For the tax on persons, the unjust proportion would be one that strictly followed the proportion of property. In Athens, the citizens had been divided [1] into four classes. Those whose land yielded five hundred measures of liquid or dried fruits paid the public one talent [2] ; those whose yield was three hundred measures owed a half-talent ; those who had two hundred measures paid ten minas ; and those in the fourth class owed nothing. The tax was just, although it was not proportional ; while it did not follow the proportion of property, it did follow the proportion of needs. It was deemed that everyone had an equal physical necessity ; that this physical necessity was not to be taxed ; that what was useful came next, and that it ought to be taxed, but less than excess ; and that the amount of the tax on excess prevented excess.
For the tax on lands, rolls are drawn up on which are listed the various classes of resources. But it is very difficult to assess these differences, and even more difficult to find people who do not have an interest in discounting them. Two sorts of injustice are therefore involved : injustice of the man, and of the thing. But if in general the tax is not excessive, if the people are allowed to keep a generous provision for necessity, these individual injustices will be nothing. But if on the contrary the people are allowed to keep only enough barely to survive, the slightest disproportion will be of the greatest consequence.

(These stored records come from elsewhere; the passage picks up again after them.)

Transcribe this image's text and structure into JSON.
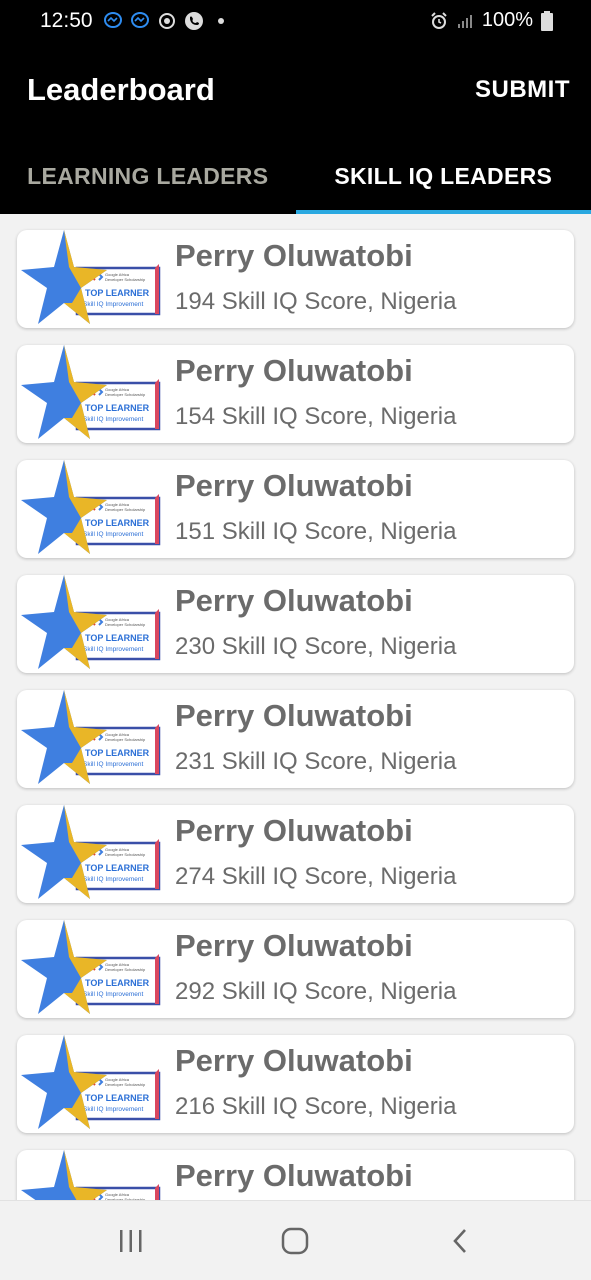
{
  "status_bar": {
    "time": "12:50",
    "battery": "100%",
    "icons": [
      "messenger-icon",
      "messenger-icon",
      "sync-icon",
      "phone-icon",
      "dot-icon",
      "alarm-icon",
      "signal-icon",
      "battery-icon"
    ]
  },
  "app_bar": {
    "title": "Leaderboard",
    "submit_label": "SUBMIT"
  },
  "tabs": [
    {
      "label": "LEARNING LEADERS",
      "active": false
    },
    {
      "label": "SKILL IQ LEADERS",
      "active": true
    }
  ],
  "badge": {
    "line1": "Google Africa",
    "line2": "Developer Scholarship",
    "title": "TOP LEARNER",
    "subtitle": "Skill IQ Improvement"
  },
  "leaders": [
    {
      "name": "Perry Oluwatobi",
      "detail": "194 Skill IQ Score, Nigeria"
    },
    {
      "name": "Perry Oluwatobi",
      "detail": "154 Skill IQ Score, Nigeria"
    },
    {
      "name": "Perry Oluwatobi",
      "detail": "151 Skill IQ Score, Nigeria"
    },
    {
      "name": "Perry Oluwatobi",
      "detail": "230 Skill IQ Score, Nigeria"
    },
    {
      "name": "Perry Oluwatobi",
      "detail": "231 Skill IQ Score, Nigeria"
    },
    {
      "name": "Perry Oluwatobi",
      "detail": "274 Skill IQ Score, Nigeria"
    },
    {
      "name": "Perry Oluwatobi",
      "detail": "292 Skill IQ Score, Nigeria"
    },
    {
      "name": "Perry Oluwatobi",
      "detail": "216 Skill IQ Score, Nigeria"
    },
    {
      "name": "Perry Oluwatobi",
      "detail": ""
    }
  ],
  "nav": [
    "recents-icon",
    "home-icon",
    "back-icon"
  ],
  "colors": {
    "bar_bg": "#000000",
    "tab_indicator": "#29a8e0",
    "text_gray": "#6b6b6b",
    "star_blue": "#3f7fe0",
    "star_yellow": "#f2b91c"
  }
}
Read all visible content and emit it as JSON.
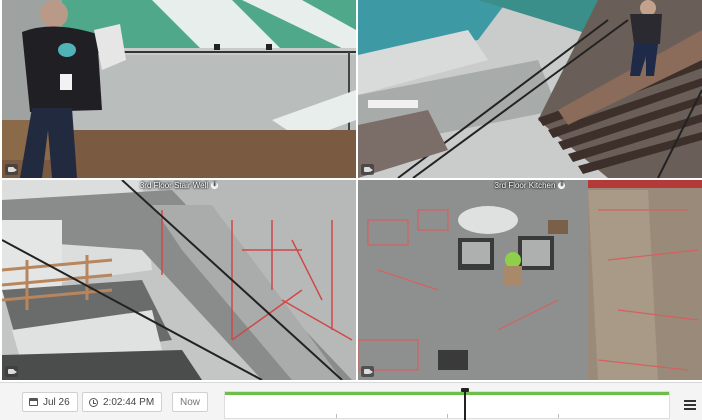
{
  "cameras": [
    {
      "id": "cam-1",
      "label": "",
      "icon": "camera-icon"
    },
    {
      "id": "cam-2",
      "label": "",
      "icon": "camera-icon"
    },
    {
      "id": "cam-3",
      "label": "3rd Floor Stair Well",
      "icon": "camera-icon",
      "info_icon": "info-icon"
    },
    {
      "id": "cam-4",
      "label": "3rd Floor Kitchen",
      "icon": "camera-icon",
      "info_icon": "info-icon"
    }
  ],
  "timeline": {
    "date": "Jul 26",
    "time": "2:02:44 PM",
    "now_label": "Now",
    "date_icon": "calendar-icon",
    "time_icon": "clock-icon",
    "expand_icon": "expand-icon",
    "recorded_fraction": 1.0,
    "playhead_fraction": 0.54,
    "accent_color": "#6cbf4a"
  }
}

If some citizens do not pay enough, little harm is done ; their affluence still returns to the public. If some individuals pay too much, their ruin turns against the public. If the state proportions its fortune to that of individuals, the affluence of individuals will soon make its fortune rise. Everything depends on the moment : shall the state first impoverish its subjects in order to enrich itself ? Or shall it wait for affluent subjects to enrich it ? Will it have the first advantage, or the second ? Will it be rich at the start, or at the finish ?
Duties on merchandise are the ones that people feel the least, because they do not receive a formal demand. They can be so wisely administered that the people will be almost unaware they are paying them. For that, it is most important that it be the seller of the merchandise who pays the duty. He well knows that he is not paying it for himself ; and the buyer, who in reality pays it, conflates it with the price. Some writers have said that Nero had suppressed the duty of one-twenty-fifth on slaves who were sold [3] ; yet all he had done was to order that it be paid by the seller rather than the buyer ; this rule, which left the tax entire, appeared to suppress it.
There are two kingdoms in Europe which have placed very high taxes on beverages : in one of them, the brewer alone pays the duty, in the other it is levied without distinction on all subjects who consume ; in the first, no one feels the severity of the tax ; in the second, it is considered onerous ; in the former the citizen feels only the freedom of not paying, in the latter he feels only the necessity that obliges him to pay.
Besides, making the citizen pay requires constant inspections of his house. Nothing is more contrary to freedom ; and those who institute these sorts of taxes are not blest in having in this respect hit upon the best sort of administration.